The result: a new field that combines both law and technological expertise. For example, Fehrman says his background is as a network/systems administrator, not an attorney. But he makes a point to read as much as possible about legal matters and emerging case law. Along with his understanding of the rules of civil procedure, this allows him communicate more effectively with attorneys.
"The people who deal with this data used to be either tech people or lawyers and paralegals," says Carpenter. "Either they knew the law, or they knew speeds and feeds. That's changed dramatically. We're finding that people on both sides of this need to be able to speak both languages.

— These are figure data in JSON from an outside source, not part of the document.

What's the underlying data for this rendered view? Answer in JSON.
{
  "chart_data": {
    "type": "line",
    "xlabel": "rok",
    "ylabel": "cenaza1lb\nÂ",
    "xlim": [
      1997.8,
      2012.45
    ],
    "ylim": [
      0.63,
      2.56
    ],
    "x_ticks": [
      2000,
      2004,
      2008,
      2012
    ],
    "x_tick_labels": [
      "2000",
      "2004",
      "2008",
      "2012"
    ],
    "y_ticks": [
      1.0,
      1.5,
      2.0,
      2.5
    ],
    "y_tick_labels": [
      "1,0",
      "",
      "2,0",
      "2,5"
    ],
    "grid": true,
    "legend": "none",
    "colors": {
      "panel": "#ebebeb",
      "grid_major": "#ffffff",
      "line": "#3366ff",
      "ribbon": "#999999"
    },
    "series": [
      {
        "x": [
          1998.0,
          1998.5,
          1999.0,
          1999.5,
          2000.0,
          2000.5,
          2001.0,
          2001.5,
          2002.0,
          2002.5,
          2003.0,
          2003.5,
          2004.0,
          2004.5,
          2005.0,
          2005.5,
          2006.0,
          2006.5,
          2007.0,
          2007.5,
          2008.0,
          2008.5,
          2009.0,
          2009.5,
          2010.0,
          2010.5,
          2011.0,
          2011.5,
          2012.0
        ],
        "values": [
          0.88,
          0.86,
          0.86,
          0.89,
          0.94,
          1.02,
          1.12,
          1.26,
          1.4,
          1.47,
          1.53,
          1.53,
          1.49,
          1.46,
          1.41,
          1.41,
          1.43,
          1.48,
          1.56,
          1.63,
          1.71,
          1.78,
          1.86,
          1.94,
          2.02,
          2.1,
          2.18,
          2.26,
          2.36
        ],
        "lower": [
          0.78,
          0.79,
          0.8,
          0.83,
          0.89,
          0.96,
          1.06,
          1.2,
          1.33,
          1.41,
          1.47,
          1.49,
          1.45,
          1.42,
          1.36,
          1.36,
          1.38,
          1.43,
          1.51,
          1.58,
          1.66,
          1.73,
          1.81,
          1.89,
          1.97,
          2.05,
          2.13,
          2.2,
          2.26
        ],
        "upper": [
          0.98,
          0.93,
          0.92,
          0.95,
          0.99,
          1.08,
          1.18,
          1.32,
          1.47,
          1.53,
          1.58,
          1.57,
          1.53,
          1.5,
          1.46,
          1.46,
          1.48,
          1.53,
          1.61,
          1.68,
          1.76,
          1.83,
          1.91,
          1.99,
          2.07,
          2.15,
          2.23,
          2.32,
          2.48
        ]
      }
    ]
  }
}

The hottest area in hiring today is people who understand both areas really well. "
Will the new generation of superusers created by the data revolution replace IT workers in the enterprise? No, says Talener's Dsupin. But they will change the roles IT plays.
"There's always the next thing you want the system to do," he says. "Every system has version 1, 2, 3. Users will always need help to get from version 5 to versions 6, 7, and 8. This won't take jobs away from tech folks; it will allow them to avoid menial tasks like support. In general, IT professionals are becoming more dynamic than ever before."
It also means that IT pros need to develop subject-matter expertise outside the bits and bytes they are often more comfortable with. Expectations are rising on both sides, says Michael Nicholas, head of strategy for Isobar, a digital marketing and advertising firm.
"In the past, creative people in traditional ad agencies were dreamers, which meant they didn't make things," says Nicholas. "Now we expect our tech people to be creatives, and we expect our creative people to understand technology well enough that they can make their dreams a reality."